His deep knowledge of the natural world was also important in Seth’s religious development, as he left the secular views of his younger days and became a Methodist, believing that all that he saw reflected God. He was not a literal creationist, but a firm supporter of evolutionary theory and he disliked “the narrow interpretation which the materialistic scientists on the one hand, and narrow minded religionists on the other put upon the Bible account, each refusing to see the question from the other’s point of view.” [4] Quite what he felt about Henry Gosse and his strict adherence to the account in Genesis [8] can be imagined, although he would surely have admired Gosse as a natural historian.

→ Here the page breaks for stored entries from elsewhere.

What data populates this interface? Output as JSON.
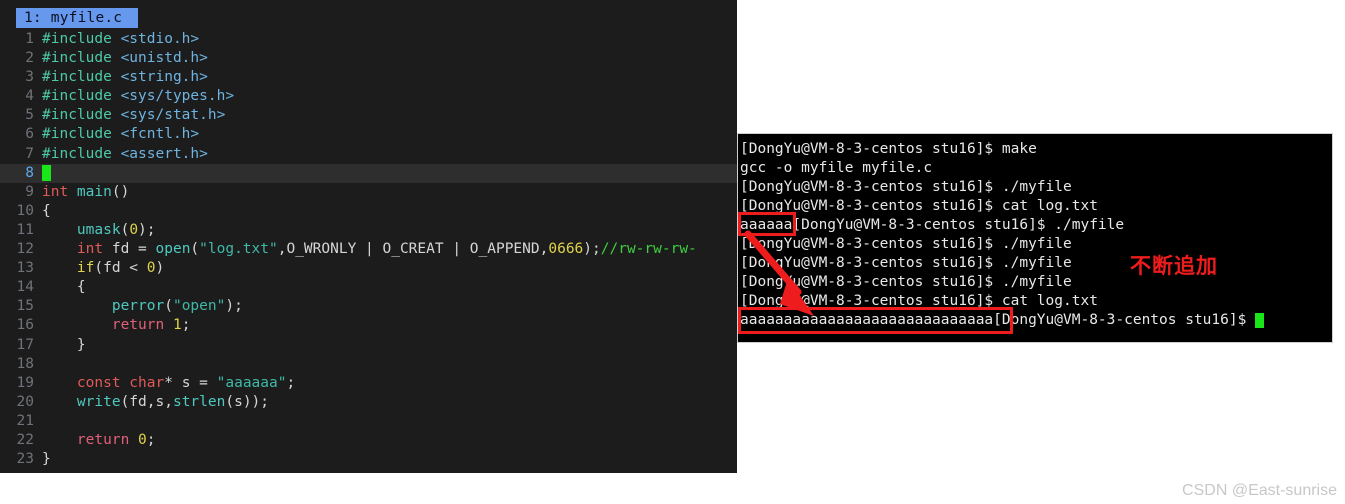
{
  "editor": {
    "tab": {
      "label": "1: myfile.c"
    },
    "current_line": 8,
    "cursor_char": " ",
    "lines": [
      {
        "n": "1",
        "segments": [
          {
            "t": "pre",
            "v": "#include "
          },
          {
            "t": "hdr",
            "v": "<stdio.h>"
          }
        ]
      },
      {
        "n": "2",
        "segments": [
          {
            "t": "pre",
            "v": "#include "
          },
          {
            "t": "hdr",
            "v": "<unistd.h>"
          }
        ]
      },
      {
        "n": "3",
        "segments": [
          {
            "t": "pre",
            "v": "#include "
          },
          {
            "t": "hdr",
            "v": "<string.h>"
          }
        ]
      },
      {
        "n": "4",
        "segments": [
          {
            "t": "pre",
            "v": "#include "
          },
          {
            "t": "hdr",
            "v": "<sys/types.h>"
          }
        ]
      },
      {
        "n": "5",
        "segments": [
          {
            "t": "pre",
            "v": "#include "
          },
          {
            "t": "hdr",
            "v": "<sys/stat.h>"
          }
        ]
      },
      {
        "n": "6",
        "segments": [
          {
            "t": "pre",
            "v": "#include "
          },
          {
            "t": "hdr",
            "v": "<fcntl.h>"
          }
        ]
      },
      {
        "n": "7",
        "segments": [
          {
            "t": "pre",
            "v": "#include "
          },
          {
            "t": "hdr",
            "v": "<assert.h>"
          }
        ]
      },
      {
        "n": "8",
        "segments": [
          {
            "t": "cursor",
            "v": " "
          }
        ]
      },
      {
        "n": "9",
        "segments": [
          {
            "t": "kw",
            "v": "int "
          },
          {
            "t": "fn",
            "v": "main"
          },
          {
            "t": "plain",
            "v": "()"
          }
        ]
      },
      {
        "n": "10",
        "segments": [
          {
            "t": "brace",
            "v": "{"
          }
        ]
      },
      {
        "n": "11",
        "segments": [
          {
            "t": "plain",
            "v": "    "
          },
          {
            "t": "fn",
            "v": "umask"
          },
          {
            "t": "plain",
            "v": "("
          },
          {
            "t": "num",
            "v": "0"
          },
          {
            "t": "plain",
            "v": ");"
          }
        ]
      },
      {
        "n": "12",
        "segments": [
          {
            "t": "plain",
            "v": "    "
          },
          {
            "t": "kw",
            "v": "int "
          },
          {
            "t": "plain",
            "v": "fd = "
          },
          {
            "t": "fn",
            "v": "open"
          },
          {
            "t": "plain",
            "v": "("
          },
          {
            "t": "str",
            "v": "\"log.txt\""
          },
          {
            "t": "plain",
            "v": ",O_WRONLY | O_CREAT | O_APPEND,"
          },
          {
            "t": "num",
            "v": "0666"
          },
          {
            "t": "plain",
            "v": ");"
          },
          {
            "t": "cmt",
            "v": "//rw-rw-rw-"
          }
        ]
      },
      {
        "n": "13",
        "segments": [
          {
            "t": "plain",
            "v": "    "
          },
          {
            "t": "ctrl",
            "v": "if"
          },
          {
            "t": "plain",
            "v": "(fd < "
          },
          {
            "t": "num",
            "v": "0"
          },
          {
            "t": "plain",
            "v": ")"
          }
        ]
      },
      {
        "n": "14",
        "segments": [
          {
            "t": "plain",
            "v": "    "
          },
          {
            "t": "brace",
            "v": "{"
          }
        ]
      },
      {
        "n": "15",
        "segments": [
          {
            "t": "plain",
            "v": "        "
          },
          {
            "t": "fn",
            "v": "perror"
          },
          {
            "t": "plain",
            "v": "("
          },
          {
            "t": "str",
            "v": "\"open\""
          },
          {
            "t": "plain",
            "v": ");"
          }
        ]
      },
      {
        "n": "16",
        "segments": [
          {
            "t": "plain",
            "v": "        "
          },
          {
            "t": "ret",
            "v": "return "
          },
          {
            "t": "num",
            "v": "1"
          },
          {
            "t": "plain",
            "v": ";"
          }
        ]
      },
      {
        "n": "17",
        "segments": [
          {
            "t": "plain",
            "v": "    "
          },
          {
            "t": "brace",
            "v": "}"
          }
        ]
      },
      {
        "n": "18",
        "segments": [
          {
            "t": "plain",
            "v": ""
          }
        ]
      },
      {
        "n": "19",
        "segments": [
          {
            "t": "plain",
            "v": "    "
          },
          {
            "t": "kw",
            "v": "const char"
          },
          {
            "t": "plain",
            "v": "* s = "
          },
          {
            "t": "str",
            "v": "\"aaaaaa\""
          },
          {
            "t": "plain",
            "v": ";"
          }
        ]
      },
      {
        "n": "20",
        "segments": [
          {
            "t": "plain",
            "v": "    "
          },
          {
            "t": "fn",
            "v": "write"
          },
          {
            "t": "plain",
            "v": "(fd,s,"
          },
          {
            "t": "fn",
            "v": "strlen"
          },
          {
            "t": "plain",
            "v": "(s));"
          }
        ]
      },
      {
        "n": "21",
        "segments": [
          {
            "t": "plain",
            "v": ""
          }
        ]
      },
      {
        "n": "22",
        "segments": [
          {
            "t": "plain",
            "v": "    "
          },
          {
            "t": "ret",
            "v": "return "
          },
          {
            "t": "num",
            "v": "0"
          },
          {
            "t": "plain",
            "v": ";"
          }
        ]
      },
      {
        "n": "23",
        "segments": [
          {
            "t": "brace",
            "v": "}"
          }
        ]
      }
    ]
  },
  "terminal": {
    "prompt": "[DongYu@VM-8-3-centos stu16]$ ",
    "lines": [
      {
        "id": "t1",
        "text": "[DongYu@VM-8-3-centos stu16]$ make"
      },
      {
        "id": "t2",
        "text": "gcc -o myfile myfile.c"
      },
      {
        "id": "t3",
        "text": "[DongYu@VM-8-3-centos stu16]$ ./myfile"
      },
      {
        "id": "t4",
        "text": "[DongYu@VM-8-3-centos stu16]$ cat log.txt"
      },
      {
        "id": "t5",
        "text": "aaaaaa[DongYu@VM-8-3-centos stu16]$ ./myfile"
      },
      {
        "id": "t6",
        "text": "[DongYu@VM-8-3-centos stu16]$ ./myfile"
      },
      {
        "id": "t7",
        "text": "[DongYu@VM-8-3-centos stu16]$ ./myfile"
      },
      {
        "id": "t8",
        "text": "[DongYu@VM-8-3-centos stu16]$ ./myfile"
      },
      {
        "id": "t9",
        "text": "[DongYu@VM-8-3-centos stu16]$ cat log.txt"
      },
      {
        "id": "t10",
        "text": "aaaaaaaaaaaaaaaaaaaaaaaaaaaaa[DongYu@VM-8-3-centos stu16]$ "
      }
    ]
  },
  "annotations": {
    "note_cn": "不断追加",
    "accent_red": "#ee1c1c",
    "highlight_small_label": "aaaaaa",
    "highlight_long_label": "aaaaaaaaaaaaaaaaaaaaaaaaaaaaa"
  },
  "watermark": {
    "text": "CSDN @East-sunrise"
  }
}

Seth’s religious and mystical views are difficult to pin down but, in addition to conducting Christian Nature Study Mission rambles, he preached in local churches whenever asked and he also brought religious thinking into his newspaper column (he was warned not to bring his missionary work into his job as a museum curator). It is difficult for those with strong religious views to stop themselves from proselytising, but it is easy to forgive this trait in Seth, just as one can with Henry Gosse. Even if the two natural historians would disagree on fundamentals, there is no doubting the importance of religious views to each and their shared wonder of the natural world that shone through in all that they did.
I’ve no idea what Jim’s religious views were, but that is not important to me as he loved Nature, just like Seth and Henry. We need heroes like these.
[1] https://rwotton.blogspot.com/2018/04/tempus-fugit.html
[2] https://rwotton.blogspot.com/2021/11/outsiders-and-world-of-scientific.html
[3] https://undergroundhistories.wordpress.com/
[4] Alan Brooke (2022) Nature’s Missionary. Huddersfield, Huddersfield Local History Society
[5] https://rwotton.blogspot.com/2013/12/charles-waterton-taxidermy-and.html
[6] Jean-Jacques Rousseau (2011 [in translation by Russell Goulbourne]) Reveries of the Solitary Walker. Oxford, Oxford University Press
[7] Brian Edginton (1996) Charles Waterton: A Biography. Cambridge, The Lutterworth Press.
[8] Roger S Wotton (2020) Walking with Gosse: Natural History and Religious Conflicts. e-book.
I would like to thank Alan Brooke for making me aware of Seth Mosley and the excellent book that tells the in-depth story of a remarkable man.